Top London Gardens

Be inspired by the colours, scents and symmetry of London’s best gardens – a showcase of nature’s glory – then take away fresh ideas to enhance your own landscape.

London offers countless private gardens to visit as well as the public gardens of Kew Gardens, Hampton Court and Ham House.


Kew Gardens

Kew Gardens contains the largest collection of plants in the world – around seven million specimens – with tropical and sub-tropical plants displayed in magnificent Victorian glasshouses.

Explore a contrast of formal gardens, terraces and lawns laid out around tall and mature trees. Whatever the season you’ll find a profusion of blooms.

Look out for delicate exotics as well as commonplace flowers and shrubs in gardens that feature the exuberant plantings and traditional borders of a mature English country garden. Stroll around wilder areas including the nuttery, woodland and meadows.

The original gardens were created for Augusta, Princess of Wales, around her home, Kew Palace. They were first laid out in 1759, then extended from 1840 onwards as a national botanic garden.

Famed landscape architect Capability Brown helped design the 121-hectare grounds, which now form a UNESCO World Heritage Site and an important botanical research and education institution.

Kew is located on the River Thames near Richmond, Surrey, about 10km southwest of London.

Highlights

Visit the Queen's Garden, a faithful copy of a 17th century garden with parterres, a sunken garden and pleached alleys. Then follow the 200m-long, 18m-high treetop walk to get a bird’s-eye view of more than 100 trees sourced from around the world, including English oak, Spanish fir, Italian maple and Chinese red birch.
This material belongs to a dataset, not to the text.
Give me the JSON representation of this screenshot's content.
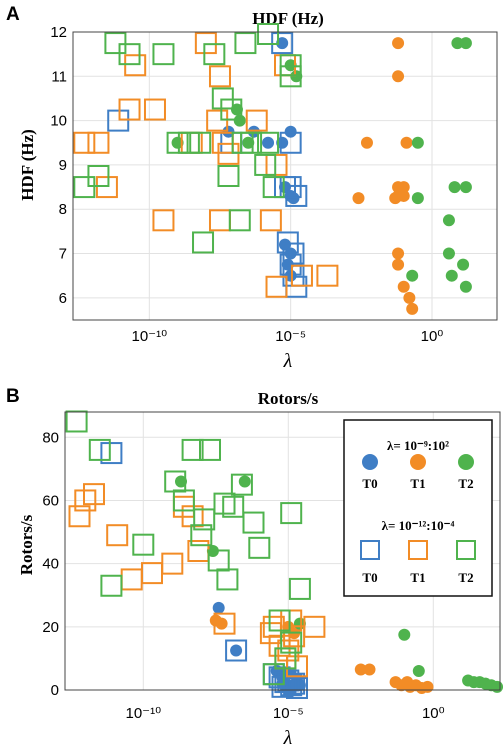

Discover what happens beneath the ground where trees grow from inside the rhizotron.

Other sites within the garden worth visiting include: Kew Palace, a British royal palace built around 1631; the 50m-high Great Pagoda, erected in 1762; Chokushi-Mon, a replica of the Karamon (Chinese gate) of Nishi Hongan-ji in Kyoto, built in 1910 and surrounded by a traditional Japanese garden; and Queen Charlotte's Cottage.

Opening times

The garden is open all year round (except 24 and 25 December) from 9.30am to 6:30pm (7:30pm weekends) or dusk.

Getting there

Using the London Underground, take the District Line train (destination Richmond) to Kew Gardens station, a five-minute walk from the Gardens. Mainline trains from Waterloo stop at Kew Bridge station, just 10 minutes walk from the gardens.

Did you know?

Kew was the site of the first successful attempt in the 19th century to breed rubber trees for cultivation outside South America.


Hampton Court Palace Garden

Surrounding one of London's oldest royal palaces and alongside the bucolic Thames River lie 24ha of formal ornamental gardens, lakes and ponds that date back to the mid-16th century when the first Renaissance garden was created here for Henry Vlll.
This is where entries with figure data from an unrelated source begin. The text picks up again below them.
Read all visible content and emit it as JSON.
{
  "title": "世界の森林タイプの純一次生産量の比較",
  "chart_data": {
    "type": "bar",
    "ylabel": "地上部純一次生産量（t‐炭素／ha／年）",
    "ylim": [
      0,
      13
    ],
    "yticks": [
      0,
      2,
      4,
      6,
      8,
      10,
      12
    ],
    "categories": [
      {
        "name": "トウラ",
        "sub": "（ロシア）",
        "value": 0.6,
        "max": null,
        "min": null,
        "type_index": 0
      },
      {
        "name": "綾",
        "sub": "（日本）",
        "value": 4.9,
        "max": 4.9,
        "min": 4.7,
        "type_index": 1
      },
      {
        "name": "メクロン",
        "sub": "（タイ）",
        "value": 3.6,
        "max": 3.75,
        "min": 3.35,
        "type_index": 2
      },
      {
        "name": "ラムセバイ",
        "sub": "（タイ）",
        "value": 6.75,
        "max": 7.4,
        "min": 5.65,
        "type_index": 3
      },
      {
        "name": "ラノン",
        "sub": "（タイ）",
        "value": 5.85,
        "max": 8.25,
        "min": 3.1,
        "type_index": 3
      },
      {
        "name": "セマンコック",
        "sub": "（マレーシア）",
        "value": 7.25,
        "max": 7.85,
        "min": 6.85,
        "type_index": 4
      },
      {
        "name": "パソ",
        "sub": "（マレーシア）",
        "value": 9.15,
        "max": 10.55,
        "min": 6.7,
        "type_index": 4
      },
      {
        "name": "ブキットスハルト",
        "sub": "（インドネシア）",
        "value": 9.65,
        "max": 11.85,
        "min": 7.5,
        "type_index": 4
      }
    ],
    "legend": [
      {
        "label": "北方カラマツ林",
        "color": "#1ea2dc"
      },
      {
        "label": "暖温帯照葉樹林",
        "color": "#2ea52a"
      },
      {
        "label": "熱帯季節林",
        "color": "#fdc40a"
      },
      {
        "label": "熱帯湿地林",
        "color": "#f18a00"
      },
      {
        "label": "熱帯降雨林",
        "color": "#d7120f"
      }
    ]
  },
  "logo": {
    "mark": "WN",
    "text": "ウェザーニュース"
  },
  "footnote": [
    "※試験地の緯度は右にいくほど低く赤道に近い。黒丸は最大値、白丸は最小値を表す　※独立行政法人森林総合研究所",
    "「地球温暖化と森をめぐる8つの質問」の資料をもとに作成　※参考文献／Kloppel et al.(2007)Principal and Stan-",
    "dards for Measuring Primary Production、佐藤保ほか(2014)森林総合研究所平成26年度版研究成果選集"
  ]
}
The gardens were later converted to the Baroque style by subsequent monarchs. For fun, get lost in the celebrated maze, which was planted in 1714.

Early 21st century restoration allows you to wander through the parterres, sculpted turf, clipped yews and hollies and daffodil-lined paths of several unique gardens including William III's Privy Garden, the Great Fountain Gardens, Tudor and Elizabethan Knot Gardens and the Wilderness.

Opening times

Hampton Court Palace Garden is located 21km from central London. Open year-round, daily, from 7am until dusk (or no later than 9pm).


Ham House Garden

Savour the faithfully recreated atmosphere of this 17th century garden, which features lavender parterres flanked by hornbeam arbours; a terrace with clipped yew cones, hibiscus and pomegranate trees; the oldest free-standing orangery in Britain; and a maze-like wilderness.

Restoration of this great garden continues under the National Trust.

Opening times

Located between Richmond and Kingston, Ham House Garden is open daily from 11am to 6pm, Saturday to Wednesday.


London Parks

With a range of seasonal blooms, avenues of trees and waterfowl-friendly ponds and lakes, London’s parks offer a tranquil respite from the bustling city.

Meander past colourful flowerbeds in St James Park on Horse Guards Parade; explore the sunken Dutch garden and orangery in Kensington Gardens, which lies within Park Lane’s famous Hyde Park; and don’t miss the circular rose garden in lovely Regents Park.


Best time to visit London gardens

Anytime between April and September. London’s climate is generally mild with damp winters and moderate summers.

Summer averages 18°C (64°F) with a high of 30°C (86°F), while spring and autumn average 13°C (55°F) and winter averages 5°C (41°F).